Al een hele tijd ligt dit blog stil. Dat heeft veel redenen. Het leven vraagt te veel aandacht en tijd en in de thuisschool gaan we met een sneltreinvaart door verschillende onderwerpen en fases. Onze A is inmiddels 14 geworden en wil niet dat ik vanalles over haar blog.
Maar nu toch weer tijd voor een blog.
De afgelopen tijd krijg ik weer vragen over thuisonderwijs, opeens na een hele lange tijd van geen vragen. En deze keer gaan de vragen over de combinatie thuisonderwijs en puberteit. Of het niet moeilijk is met een puber, of A wel ruimte krijgt om zich af te zetten, of A wel genoeg tijd heeft om met haar peers om te gaan want dat willen pubers nu eenmaal, of ze zich nog wel iets laat zeggen door mij, als docent, of het niet moeilijk is voor mij om de rollen gescheiden te houden?
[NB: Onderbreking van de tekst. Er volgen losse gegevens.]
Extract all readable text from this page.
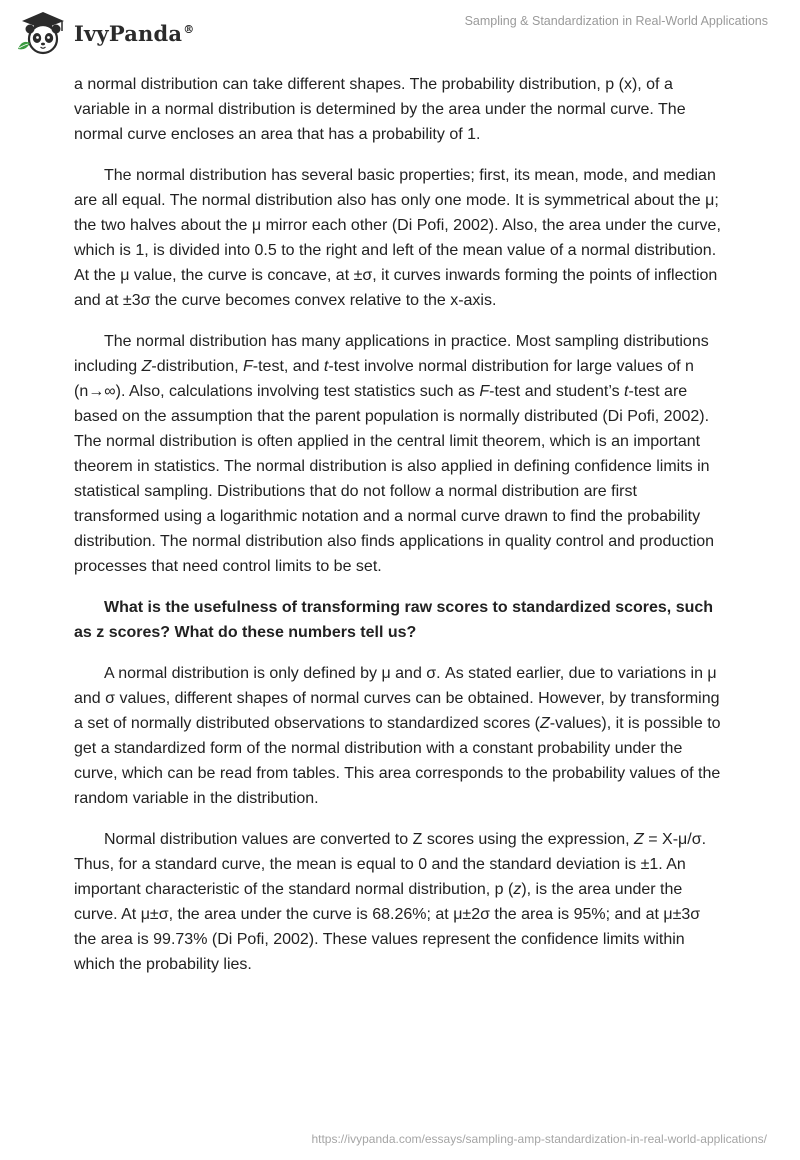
IvyPanda®
Sampling & Standardization in Real-World Applications

a normal distribution can take different shapes. The probability distribution, p (x), of a variable in a normal distribution is determined by the area under the normal curve. The normal curve encloses an area that has a probability of 1.

The normal distribution has several basic properties; first, its mean, mode, and median are all equal. The normal distribution also has only one mode. It is symmetrical about the μ; the two halves about the μ mirror each other (Di Pofi, 2002). Also, the area under the curve, which is 1, is divided into 0.5 to the right and left of the mean value of a normal distribution. At the μ value, the curve is concave, at ±σ, it curves inwards forming the points of inflection and at ±3σ the curve becomes convex relative to the x-axis.

The normal distribution has many applications in practice. Most sampling distributions including Z-distribution, F-test, and t-test involve normal distribution for large values of n (n→∞). Also, calculations involving test statistics such as F-test and student’s t-test are based on the assumption that the parent population is normally distributed (Di Pofi, 2002). The normal distribution is often applied in the central limit theorem, which is an important theorem in statistics. The normal distribution is also applied in defining confidence limits in statistical sampling. Distributions that do not follow a normal distribution are first transformed using a logarithmic notation and a normal curve drawn to find the probability distribution. The normal distribution also finds applications in quality control and production processes that need control limits to be set.

What is the usefulness of transforming raw scores to standardized scores, such as z scores? What do these numbers tell us?

A normal distribution is only defined by μ and σ. As stated earlier, due to variations in μ and σ values, different shapes of normal curves can be obtained. However, by transforming a set of normally distributed observations to standardized scores (Z-values), it is possible to get a standardized form of the normal distribution with a constant probability under the curve, which can be read from tables. This area corresponds to the probability values of the random variable in the distribution.

Normal distribution values are converted to Z scores using the expression, Z = X-μ/σ. Thus, for a standard curve, the mean is equal to 0 and the standard deviation is ±1. An important characteristic of the standard normal distribution, p (z), is the area under the curve. At μ±σ, the area under the curve is 68.26%; at μ±2σ the area is 95%; and at μ±3σ the area is 99.73% (Di Pofi, 2002). These values represent the confidence limits within which the probability lies.

https://ivypanda.com/essays/sampling-amp-standardization-in-real-world-applications/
Door deze vragen denk ik vaak na over hoe vreemd onze maatschappij toch tegen kinderen aankijkt. Als je kinderen vanaf een jonge leeftijd, verplicht, tussen alleen maar kinderen van hun eigen leeftijd de dag laat doorbrengen en waarbij de kinderen tot de volwassenheid weinig eigen inbreng hebben over wat ze die dag gaan doen en op welke punten ze beoordeeld worden, dan krijg je weinig betrokken kinderen en ik vrees ook weinig betrokken volwassenen.
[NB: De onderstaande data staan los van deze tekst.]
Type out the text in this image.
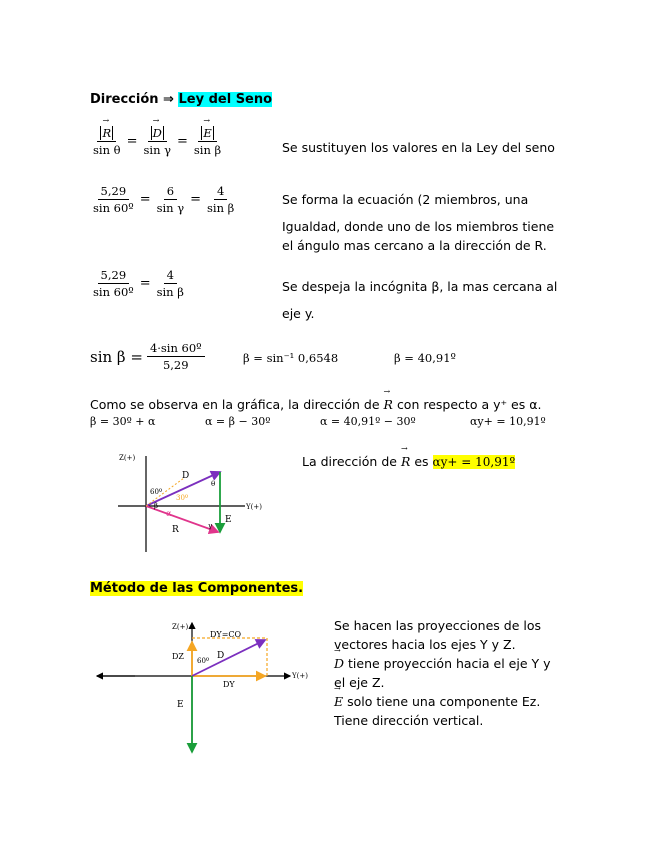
Dirección ⇒ Ley del Seno
→ $\frac{R}{\text{sin θ}}$ = → $\frac{D}{\text{sin γ}}$ = → $\frac{E}{\text{sin β}}$	Se sustituyen los valores en la Ley del seno
$\frac{5,29}{\text{sin 60º}} = \frac{6}{\text{sin γ}} = \frac{4}{\text{sin β}}$	Se forma la ecuación (2 miembros, una
Igualdad, donde uno de los miembros tiene
el ángulo mas cercano a la dirección de R.
$\frac{5,29}{\text{sin 60º}} = \frac{4}{\text{sin β}}$	Se despeja la incógnita β, la mas cercana al
eje y.
$\sin \beta = \frac{\text{4·sin 60º}}{5,29}$	β = sin⁻¹ 0,6548	β = 40,91º
Como se observa en la gráfica, la dirección de → R con respecto a y⁺ es α.
β = 30º + α	α = β − 30º	α = 40,91º − 30º	αy+ = 10,91º
Z(+)
Y(+)
60º
30º
α
β
θ
γ
D
R
E
La dirección de → R es αy+ = 10,91º
Método de las Componentes.
Z(+)
Y(+)
DY=CO
DZ
DY
60º D
E
Se hacen las proyecciones de los
vectores hacia los ejes Y y Z.
→ D tiene proyección hacia el eje Y y
el eje Z.
→ E solo tiene una componente Ez.
Tiene dirección vertical.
A heeft al vanaf jonge leeftijd veel zeggenschap in hoe haar dag verloopt en in wat we doen. De thuisschool doen we samen. Als iets niet loopt dan kijken we samen naar de redenen, soms blijft een vak een tijdje liggen, soms kiezen we een andere methode, soms kiezen we een andere manier om er mee om te gaan, soms praten we eindeloos erover totdat we de vinger op de zere plek hebben en kijken we hoe dat kan veranderen. A leert ook steeds beter bij haarzelf te kijken naar waarom iets niet gaat, te reflecteren op haar eigen handelen. Hangt ze het liefst op de bank met YouTube? Dan is ze of ziek of heel moe of er zit haar iets dwars, en dat weet ze inmiddels bij zichzelf.
A heeft vertrouwen in mij, ik doe namelijk geen dingen met haar ‘omdat het zo moet’ (iets dat veel kinderen aanvoelen als een vorm van pesten) en ik verwacht van haar ook niets dat ze niet begrijpt. Ik verwacht dat ze zich aan afspraken houdt die we samen hebben gemaakt, en dan wel echt samen, zij heeft daarin een echte keuze. Zij verwacht dat ook van mij. Zij heeft de keuze om bij Rice University Biologie te studeren via een MOOC, maar dan verwacht ik dat ze het werk doet en zij verwacht dat ik dat faciliteer. Dat werkt uitstekend.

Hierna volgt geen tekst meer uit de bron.